Abstract

Plantation forestry policy in Australia is driven by a strategy with a notional target of trebling plantations from 1 million ha to 3 million ha between 1997 and 2020. Development of new plantations is focused on agricultural land in the high rainfall regions of Australia – the most densely populated part of the country, with rural landscapes undergoing profound change in demographics, employment, land tenure and management, and evidence of the decoupling of land prices and agricultural returns from the land as new settlers enter the rural property market. Results of plantation expansion were compared in two case study regions – the Murray Valley and the Green Triangle – in south-east Australia known to be undergoing differential rates of socio-economic change.

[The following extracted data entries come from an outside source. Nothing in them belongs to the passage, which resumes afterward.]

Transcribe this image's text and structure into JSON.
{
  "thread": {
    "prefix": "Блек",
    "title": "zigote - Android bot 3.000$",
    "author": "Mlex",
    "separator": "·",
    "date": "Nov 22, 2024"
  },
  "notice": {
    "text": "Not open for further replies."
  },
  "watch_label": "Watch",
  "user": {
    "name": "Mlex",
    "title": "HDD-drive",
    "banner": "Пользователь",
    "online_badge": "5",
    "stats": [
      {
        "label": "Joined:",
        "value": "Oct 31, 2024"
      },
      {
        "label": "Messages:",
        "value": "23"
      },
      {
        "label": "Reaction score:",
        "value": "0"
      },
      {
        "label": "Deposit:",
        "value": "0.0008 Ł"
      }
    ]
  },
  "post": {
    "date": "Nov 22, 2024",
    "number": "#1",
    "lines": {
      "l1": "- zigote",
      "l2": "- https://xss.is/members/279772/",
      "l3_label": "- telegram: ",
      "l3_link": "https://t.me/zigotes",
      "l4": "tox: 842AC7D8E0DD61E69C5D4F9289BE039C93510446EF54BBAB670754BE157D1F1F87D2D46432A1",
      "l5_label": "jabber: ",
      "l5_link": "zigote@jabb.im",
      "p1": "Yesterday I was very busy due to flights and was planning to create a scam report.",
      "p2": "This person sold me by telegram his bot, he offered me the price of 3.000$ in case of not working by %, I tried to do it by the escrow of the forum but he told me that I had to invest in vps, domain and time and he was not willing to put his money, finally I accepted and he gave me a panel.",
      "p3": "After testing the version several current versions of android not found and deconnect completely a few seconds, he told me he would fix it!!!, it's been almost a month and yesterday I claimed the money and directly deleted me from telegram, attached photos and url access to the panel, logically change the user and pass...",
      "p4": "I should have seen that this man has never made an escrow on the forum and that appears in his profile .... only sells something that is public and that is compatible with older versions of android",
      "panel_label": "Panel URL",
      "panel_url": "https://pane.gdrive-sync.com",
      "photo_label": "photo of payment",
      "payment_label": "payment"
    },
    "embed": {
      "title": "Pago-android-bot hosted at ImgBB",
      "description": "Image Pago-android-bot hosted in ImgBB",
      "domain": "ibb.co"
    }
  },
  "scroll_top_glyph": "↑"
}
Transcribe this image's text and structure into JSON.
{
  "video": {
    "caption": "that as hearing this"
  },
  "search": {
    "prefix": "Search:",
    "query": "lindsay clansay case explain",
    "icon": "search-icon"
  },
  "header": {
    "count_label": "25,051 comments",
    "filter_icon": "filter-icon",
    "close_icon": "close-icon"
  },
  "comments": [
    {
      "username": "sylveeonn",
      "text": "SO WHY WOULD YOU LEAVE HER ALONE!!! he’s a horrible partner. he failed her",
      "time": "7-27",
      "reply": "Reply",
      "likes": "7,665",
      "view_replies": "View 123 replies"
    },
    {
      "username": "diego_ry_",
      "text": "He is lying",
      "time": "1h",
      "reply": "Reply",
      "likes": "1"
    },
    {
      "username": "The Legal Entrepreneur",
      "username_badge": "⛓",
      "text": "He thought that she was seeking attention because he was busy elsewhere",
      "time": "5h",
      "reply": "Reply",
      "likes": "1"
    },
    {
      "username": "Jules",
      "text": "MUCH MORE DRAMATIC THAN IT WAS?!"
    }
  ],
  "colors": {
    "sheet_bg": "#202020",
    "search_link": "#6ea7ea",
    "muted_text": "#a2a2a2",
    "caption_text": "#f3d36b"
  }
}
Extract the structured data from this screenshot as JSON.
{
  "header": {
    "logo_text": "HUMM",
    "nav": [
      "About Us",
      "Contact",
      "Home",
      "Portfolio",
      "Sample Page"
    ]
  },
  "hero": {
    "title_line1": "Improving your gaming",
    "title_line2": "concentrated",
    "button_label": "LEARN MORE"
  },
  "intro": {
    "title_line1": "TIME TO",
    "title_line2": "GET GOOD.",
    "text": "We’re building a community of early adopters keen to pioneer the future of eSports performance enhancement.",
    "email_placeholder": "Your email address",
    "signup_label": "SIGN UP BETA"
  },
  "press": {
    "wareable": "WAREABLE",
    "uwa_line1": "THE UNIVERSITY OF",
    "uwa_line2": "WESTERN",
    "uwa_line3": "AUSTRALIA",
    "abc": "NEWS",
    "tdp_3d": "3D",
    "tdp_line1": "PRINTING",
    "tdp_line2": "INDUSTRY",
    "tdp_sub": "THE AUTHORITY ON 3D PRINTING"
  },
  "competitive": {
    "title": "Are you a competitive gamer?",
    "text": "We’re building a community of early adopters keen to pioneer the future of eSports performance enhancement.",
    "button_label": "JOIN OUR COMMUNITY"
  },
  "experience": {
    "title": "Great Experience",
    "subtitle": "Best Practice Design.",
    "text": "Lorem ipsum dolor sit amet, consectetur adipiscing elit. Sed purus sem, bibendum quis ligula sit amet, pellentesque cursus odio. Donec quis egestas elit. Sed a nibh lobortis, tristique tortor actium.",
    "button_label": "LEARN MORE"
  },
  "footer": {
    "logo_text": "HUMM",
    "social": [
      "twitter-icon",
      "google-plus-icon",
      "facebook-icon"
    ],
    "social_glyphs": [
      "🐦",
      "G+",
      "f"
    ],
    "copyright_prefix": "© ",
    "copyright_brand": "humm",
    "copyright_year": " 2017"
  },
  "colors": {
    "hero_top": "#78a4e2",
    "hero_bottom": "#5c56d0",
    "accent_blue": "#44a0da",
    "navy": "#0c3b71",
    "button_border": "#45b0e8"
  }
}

In the Murray Valley region, a multifunctional landscape in that socio-economic change was bringing about more diversity and complexity in the way that rural landscapes were operated and used, plantation forestry had experienced difficulty in meeting expansion targets because of the high price of land driven primarily by buyers from Melbourne, and the generally low social acceptability of forestry. Further, the management of existing plantations was becoming more complex as a consequence of new neighbours with different values to long-term farmers. In contrast, in the Green Triangle, which was comprised of agricultural production and transitional landscapes, plantation expansion was occurring at a rate broadly expected by the forestry industry. Key strategies to increase the social acceptability of forestry in multifunctional landscapes, including integrated forestry development, are discussed.